Vizinhas, Constituinte chavista e Casa opositora têm convivência tensa

Crédito: Oscar González Grande/Folhapress O Palácio Federal Legislativo, em Caracas, sedia a Assembleia Constituinte e a Assembleia Nacional
O Palácio Federal Legislativo, em Caracas, sedia a Assembleia Constituinte e a Assembleia Nacional

SERGIO MORENO GONZÁLEZ
COLABORAÇÃO PARA A FOLHA, EM CARACAS

A ordem era clara: os deputados da Assembleia Nacional venezuelana não podiam entrar no Hemiciclo Protocolar do Palácio Legislativo. Nesta quarta (9), o salão amanheceu cercado por soldados da Guarda Nacional Bolivariana (GNB), que até colocaram uma parede de madeira no corredor para que ninguém entrasse.

A decisão foi tomada pela direção da Assembleia Nacional Constituinte (ANC), que fez na terça (8) sua primeira sessão nessa sala do Parlamento, onde aprovaram por unanimidade um decreto que proclama a subordinação de todos os órgãos do poder público à nova instância.

A ala sul do Parlamento se divide em duas salas principais: o Hemiciclo Protocolar e o das Sessões. Separados por apenas alguns metros, os salões serviram por décadas às duas Câmaras que integravam o Congresso (a de deputados e de senadores). Com a Constituinte de 1999, Hugo Chávez (1954-2013) transformou a Assembleia Nacional em unicameral.

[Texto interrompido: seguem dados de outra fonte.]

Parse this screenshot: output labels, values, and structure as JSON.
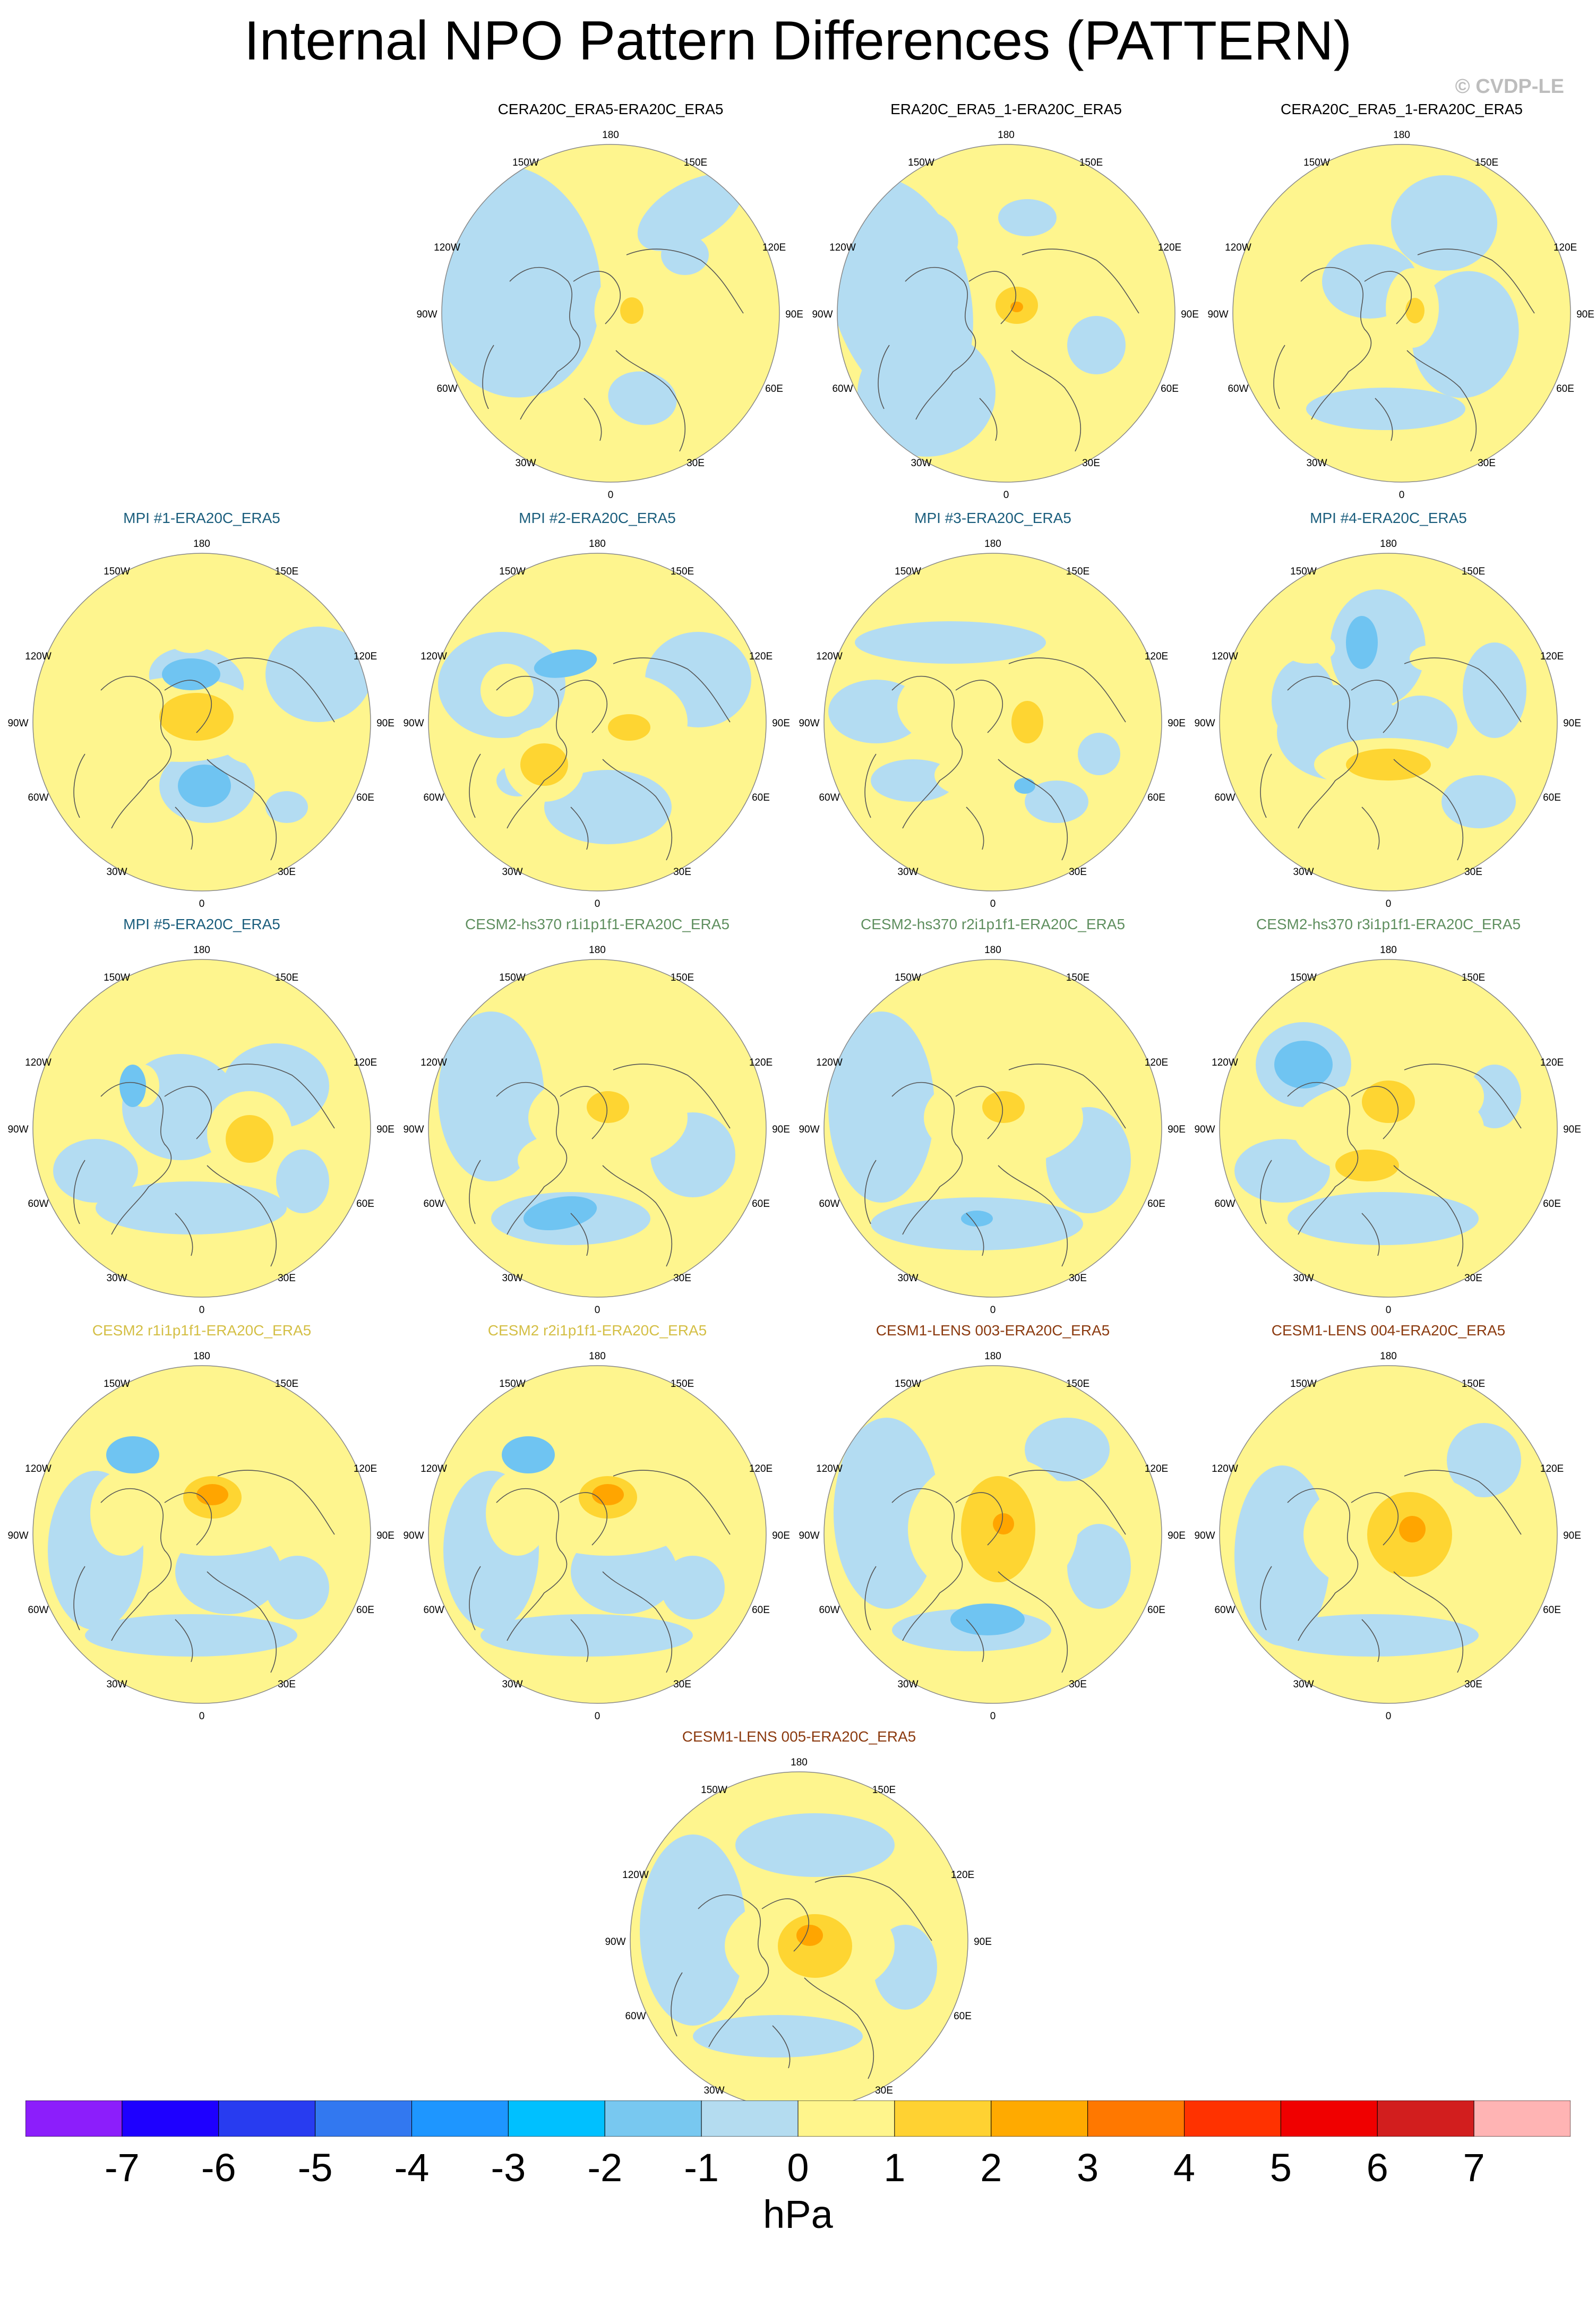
{
  "title": "Internal NPO Pattern Differences (PATTERN)",
  "credit": "© CVDP-LE",
  "lon_labels": {
    "top": "180",
    "tl": "150W",
    "tr": "150E",
    "ul": "120W",
    "ur": "120E",
    "l": "90W",
    "r": "90E",
    "ll": "60W",
    "lr": "60E",
    "bl": "30W",
    "br": "30E",
    "bottom": "0"
  },
  "colors": {
    "lev_neg1": "#b3dcf2",
    "lev_neg2": "#6fc4f2",
    "lev_neg3": "#00bff8",
    "lev_pos1": "#fef58e",
    "lev_pos2": "#fed532",
    "lev_pos3": "#ffa500",
    "coast": "#555555"
  },
  "panels": [
    {
      "label": "CERA20C_ERA5-ERA20C_ERA5",
      "color": "#000000",
      "neg": [
        [
          -190,
          -60,
          170,
          220,
          -10
        ],
        [
          150,
          -190,
          110,
          55,
          -30
        ],
        [
          60,
          160,
          65,
          50,
          10
        ],
        [
          140,
          -110,
          45,
          38,
          0
        ]
      ],
      "pos": [
        [
          30,
          -10,
          60,
          75,
          10
        ]
      ],
      "pos2": [
        [
          40,
          -5,
          22,
          25,
          0
        ]
      ],
      "neg2": []
    },
    {
      "label": "ERA20C_ERA5_1-ERA20C_ERA5",
      "color": "#000000",
      "neg": [
        [
          -200,
          -40,
          130,
          220,
          -15
        ],
        [
          -150,
          150,
          130,
          120,
          0
        ],
        [
          40,
          -180,
          55,
          35,
          0
        ],
        [
          170,
          60,
          55,
          55,
          10
        ],
        [
          -160,
          -140,
          70,
          55,
          10
        ]
      ],
      "pos": [
        [
          30,
          -10,
          85,
          75,
          10
        ]
      ],
      "pos2": [
        [
          20,
          -15,
          40,
          35,
          0
        ]
      ],
      "neg2": [],
      "pos3": [
        [
          20,
          -12,
          12,
          10,
          0
        ]
      ]
    },
    {
      "label": "CERA20C_ERA5_1-ERA20C_ERA5",
      "color": "#000000",
      "neg": [
        [
          80,
          -170,
          100,
          90,
          0
        ],
        [
          -60,
          -60,
          90,
          70,
          0
        ],
        [
          120,
          40,
          100,
          120,
          10
        ],
        [
          -30,
          180,
          150,
          40,
          0
        ]
      ],
      "pos": [
        [
          20,
          -10,
          50,
          75,
          0
        ]
      ],
      "pos2": [
        [
          25,
          -5,
          18,
          24,
          0
        ]
      ],
      "neg2": []
    },
    {
      "label": "MPI #1-ERA20C_ERA5",
      "color": "#1b5e7d",
      "neg": [
        [
          220,
          -90,
          100,
          90,
          0
        ],
        [
          -10,
          -80,
          90,
          60,
          10
        ],
        [
          10,
          120,
          90,
          70,
          0
        ],
        [
          160,
          160,
          40,
          30,
          0
        ]
      ],
      "pos": [
        [
          -40,
          -5,
          160,
          80,
          0
        ],
        [
          100,
          20,
          70,
          60,
          0
        ],
        [
          -170,
          60,
          30,
          45,
          0
        ],
        [
          -20,
          -160,
          45,
          30,
          0
        ]
      ],
      "pos2": [
        [
          -10,
          -10,
          70,
          45,
          0
        ]
      ],
      "neg2": [
        [
          -20,
          -90,
          55,
          30,
          0
        ],
        [
          5,
          120,
          50,
          40,
          0
        ]
      ]
    },
    {
      "label": "MPI #2-ERA20C_ERA5",
      "color": "#1b5e7d",
      "neg": [
        [
          -180,
          -70,
          120,
          100,
          0
        ],
        [
          190,
          -80,
          100,
          90,
          0
        ],
        [
          20,
          160,
          120,
          70,
          0
        ],
        [
          -150,
          110,
          40,
          30,
          0
        ]
      ],
      "pos": [
        [
          50,
          0,
          120,
          90,
          0
        ],
        [
          -100,
          80,
          75,
          70,
          0
        ],
        [
          -170,
          -60,
          50,
          50,
          0
        ]
      ],
      "pos2": [
        [
          -100,
          80,
          45,
          40,
          0
        ],
        [
          60,
          10,
          40,
          25,
          0
        ]
      ],
      "neg2": [
        [
          -60,
          -110,
          60,
          25,
          -10
        ]
      ]
    },
    {
      "label": "MPI #3-ERA20C_ERA5",
      "color": "#1b5e7d",
      "neg": [
        [
          -80,
          -150,
          180,
          40,
          0
        ],
        [
          -220,
          -20,
          90,
          60,
          0
        ],
        [
          -150,
          110,
          80,
          40,
          0
        ],
        [
          120,
          150,
          60,
          40,
          0
        ],
        [
          200,
          60,
          40,
          40,
          0
        ]
      ],
      "pos": [
        [
          70,
          -5,
          90,
          75,
          0
        ],
        [
          -60,
          -30,
          120,
          80,
          0
        ],
        [
          -40,
          100,
          70,
          40,
          0
        ]
      ],
      "pos2": [
        [
          65,
          0,
          30,
          40,
          0
        ]
      ],
      "neg2": [
        [
          60,
          120,
          20,
          15,
          0
        ]
      ]
    },
    {
      "label": "MPI #4-ERA20C_ERA5",
      "color": "#1b5e7d",
      "neg": [
        [
          -20,
          -140,
          90,
          110,
          0
        ],
        [
          -90,
          20,
          120,
          90,
          0
        ],
        [
          60,
          10,
          70,
          60,
          0
        ],
        [
          200,
          -60,
          60,
          90,
          0
        ],
        [
          170,
          150,
          70,
          50,
          0
        ],
        [
          -160,
          -40,
          60,
          80,
          0
        ]
      ],
      "pos": [
        [
          0,
          80,
          140,
          50,
          0
        ],
        [
          -150,
          -140,
          50,
          30,
          0
        ],
        [
          80,
          -120,
          40,
          25,
          0
        ]
      ],
      "pos2": [
        [
          0,
          80,
          80,
          30,
          0
        ]
      ],
      "neg2": [
        [
          -50,
          -150,
          30,
          50,
          0
        ]
      ]
    },
    {
      "label": "MPI #5-ERA20C_ERA5",
      "color": "#1b5e7d",
      "neg": [
        [
          -40,
          -40,
          110,
          100,
          0
        ],
        [
          140,
          -80,
          100,
          80,
          0
        ],
        [
          -200,
          80,
          80,
          60,
          0
        ],
        [
          -20,
          150,
          180,
          50,
          0
        ],
        [
          190,
          100,
          50,
          60,
          0
        ]
      ],
      "pos": [
        [
          90,
          10,
          80,
          80,
          0
        ],
        [
          -160,
          -100,
          40,
          40,
          0
        ],
        [
          -110,
          -80,
          30,
          40,
          0
        ]
      ],
      "pos2": [
        [
          90,
          20,
          45,
          45,
          0
        ]
      ],
      "neg2": [
        [
          -130,
          -80,
          25,
          40,
          0
        ]
      ]
    },
    {
      "label": "CESM2-hs370 r1i1p1f1-ERA20C_ERA5",
      "color": "#5f8f5f",
      "neg": [
        [
          -200,
          -60,
          100,
          160,
          0
        ],
        [
          180,
          50,
          80,
          80,
          0
        ],
        [
          -50,
          170,
          150,
          50,
          0
        ]
      ],
      "pos": [
        [
          20,
          -20,
          150,
          90,
          0
        ],
        [
          -60,
          60,
          90,
          50,
          0
        ]
      ],
      "pos2": [
        [
          20,
          -40,
          40,
          30,
          0
        ]
      ],
      "neg2": [
        [
          -70,
          160,
          70,
          30,
          -10
        ]
      ]
    },
    {
      "label": "CESM2-hs370 r2i1p1f1-ERA20C_ERA5",
      "color": "#5f8f5f",
      "neg": [
        [
          -210,
          -40,
          100,
          180,
          0
        ],
        [
          180,
          60,
          80,
          100,
          0
        ],
        [
          -30,
          180,
          200,
          50,
          0
        ]
      ],
      "pos": [
        [
          20,
          -20,
          150,
          90,
          0
        ],
        [
          -40,
          50,
          70,
          40,
          0
        ]
      ],
      "pos2": [
        [
          20,
          -40,
          40,
          30,
          0
        ]
      ],
      "neg2": [
        [
          -30,
          170,
          30,
          15,
          0
        ]
      ]
    },
    {
      "label": "CESM2-hs370 r3i1p1f1-ERA20C_ERA5",
      "color": "#5f8f5f",
      "neg": [
        [
          -160,
          -120,
          90,
          80,
          0
        ],
        [
          -200,
          80,
          90,
          60,
          0
        ],
        [
          -10,
          170,
          180,
          50,
          0
        ],
        [
          200,
          -60,
          50,
          60,
          0
        ]
      ],
      "pos": [
        [
          0,
          0,
          180,
          90,
          0
        ],
        [
          120,
          -60,
          60,
          50,
          0
        ]
      ],
      "pos2": [
        [
          0,
          -50,
          50,
          40,
          0
        ],
        [
          -40,
          70,
          60,
          30,
          0
        ]
      ],
      "neg2": [
        [
          -160,
          -120,
          55,
          45,
          0
        ]
      ]
    },
    {
      "label": "CESM2 r1i1p1f1-ERA20C_ERA5",
      "color": "#d4bf45",
      "neg": [
        [
          -200,
          30,
          90,
          150,
          0
        ],
        [
          50,
          70,
          100,
          80,
          0
        ],
        [
          -20,
          190,
          200,
          40,
          0
        ],
        [
          180,
          100,
          60,
          60,
          0
        ]
      ],
      "pos": [
        [
          20,
          -40,
          170,
          80,
          0
        ],
        [
          -150,
          -40,
          60,
          80,
          0
        ]
      ],
      "pos2": [
        [
          20,
          -70,
          55,
          40,
          0
        ]
      ],
      "neg2": [
        [
          -130,
          -150,
          50,
          35,
          0
        ]
      ],
      "pos3": [
        [
          20,
          -75,
          30,
          20,
          0
        ]
      ]
    },
    {
      "label": "CESM2 r2i1p1f1-ERA20C_ERA5",
      "color": "#d4bf45",
      "neg": [
        [
          -200,
          30,
          90,
          150,
          0
        ],
        [
          50,
          70,
          100,
          80,
          0
        ],
        [
          -20,
          190,
          200,
          40,
          0
        ],
        [
          180,
          100,
          60,
          60,
          0
        ]
      ],
      "pos": [
        [
          20,
          -40,
          170,
          80,
          0
        ],
        [
          -150,
          -40,
          60,
          80,
          0
        ]
      ],
      "pos2": [
        [
          20,
          -70,
          55,
          40,
          0
        ]
      ],
      "neg2": [
        [
          -130,
          -150,
          50,
          35,
          0
        ]
      ],
      "pos3": [
        [
          20,
          -75,
          30,
          20,
          0
        ]
      ]
    },
    {
      "label": "CESM1-LENS 003-ERA20C_ERA5",
      "color": "#8b3a0f",
      "neg": [
        [
          -200,
          -40,
          100,
          180,
          0
        ],
        [
          140,
          -160,
          80,
          60,
          0
        ],
        [
          200,
          60,
          60,
          80,
          0
        ],
        [
          -40,
          180,
          150,
          40,
          0
        ]
      ],
      "pos": [
        [
          0,
          -10,
          160,
          140,
          0
        ]
      ],
      "pos2": [
        [
          10,
          -10,
          70,
          100,
          0
        ]
      ],
      "neg2": [
        [
          -10,
          160,
          70,
          30,
          0
        ]
      ],
      "pos3": [
        [
          20,
          -20,
          20,
          20,
          0
        ]
      ]
    },
    {
      "label": "CESM1-LENS 004-ERA20C_ERA5",
      "color": "#8b3a0f",
      "neg": [
        [
          -200,
          40,
          90,
          170,
          0
        ],
        [
          180,
          -140,
          70,
          70,
          0
        ],
        [
          -30,
          190,
          200,
          40,
          0
        ]
      ],
      "pos": [
        [
          20,
          0,
          180,
          120,
          0
        ]
      ],
      "pos2": [
        [
          40,
          0,
          80,
          80,
          0
        ]
      ],
      "neg2": [],
      "pos3": [
        [
          45,
          -10,
          25,
          25,
          0
        ]
      ]
    },
    {
      "label": "CESM1-LENS 005-ERA20C_ERA5",
      "color": "#8b3a0f",
      "neg": [
        [
          -200,
          -20,
          100,
          180,
          0
        ],
        [
          30,
          -180,
          150,
          60,
          0
        ],
        [
          200,
          50,
          60,
          80,
          0
        ],
        [
          -40,
          180,
          160,
          40,
          0
        ]
      ],
      "pos": [
        [
          20,
          10,
          160,
          100,
          0
        ]
      ],
      "pos2": [
        [
          30,
          10,
          70,
          60,
          0
        ]
      ],
      "neg2": [],
      "pos3": [
        [
          20,
          -10,
          25,
          20,
          0
        ]
      ]
    }
  ],
  "colorbar": {
    "colors": [
      "#8c1efb",
      "#1e00ff",
      "#283cf0",
      "#3278f0",
      "#1e96ff",
      "#00c0ff",
      "#78c8f0",
      "#b4dcf0",
      "#fff58c",
      "#ffd232",
      "#ffaa00",
      "#ff7800",
      "#ff3200",
      "#f00000",
      "#d21e1e",
      "#ffb4b4"
    ],
    "ticks": [
      "-7",
      "-6",
      "-5",
      "-4",
      "-3",
      "-2",
      "-1",
      "0",
      "1",
      "2",
      "3",
      "4",
      "5",
      "6",
      "7"
    ],
    "units": "hPa"
  }
}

Agora, os hemiciclos estão novamente divididos. Do lado esquerdo ficam os deputados da Assembleia Nacional, um espaço aberto para os parlamentares, funcionários e jornalistas.

Situação distinta vive o salão à direita, repleto de fotos gigantes do rosto de Chávez e vigiado por soldados da GNB, onde só é permitida a entrada dos constituintes.

Na véspera da instalação da ANC, a ex-chanceler Delcy Rodríguez adentrou a sede do Congresso para realizar os preparativos da cerimônia, acompanhada por oficiais da GNB.

"Isso foi outro abuso contra os 14 milhões de venezuelanos que votaram nas eleições de dezembro de 2015", disse o deputado Julio Borges, presidente da Assembleia, em referência ao pleito que deu à oposição o controle do Legislativo. Para os antichavistas, a convivência com a ANC não pode ser algo à força.

A coabitação entre as duas Assembleias não foi incluída na agenda de temas da oposição venezuelana. "Não temos nenhuma coexistência prevista com a Constituinte. Não tivemos contato com nenhum dos representantes do governo. O que o governo fez foi ocupar militarmente o Palácio", disse Stalin González, chefe do bloco parlamentar da coalizão opositora Mesa da Unidade Democrática.

Crédito: Federico Parra/AFP Deputados se reúnem no Hemiciclo de Sessões, usado com plenário da Assembleia Nacional
Deputados se reúnem no Hemiciclo de Sessões, usado com plenário da Assembleia Nacional

A ocupação do Palácio teve um grande peso simbólico. É o que acredita Colette Capriles, analista político, para quem a sessão da Constituinte foi uma exibição de força de Nicolás Maduro.

"A mensagem de usurpar o Palácio se une com a lógica desafiadora que teve a Constituinte. O recado é que não há limites."

Para o chavista Hermann Escarrá, integrante da ANC e um dos que escreveram a Constituinte de 1999, devem ser tomadas as decisões necessárias para regular a ação do resto dos Poderes, subordinados à autoridade máxima da ANC.

"O país exige que coloquemos ordem naqueles Poderes que de modo hostil se insubordinaram e deram as costas ao Estado de Direito e à democracia", afirmou.

À tensão entre deputados e constituintes se soma a ação dos "coletivos" chavistas, grupos de civis que todo dia controlam as portas de entrada do Parlamento.

Na terça (8), houve agressões a jornalistas, e a entrada dos membros da Assembleia Nacional foi impedida. Nesta quarta (9), tanto deputados quanto repórteres puderam circular pelos salões do Congresso —exceto, é claro, naquele reservado aos constituintes.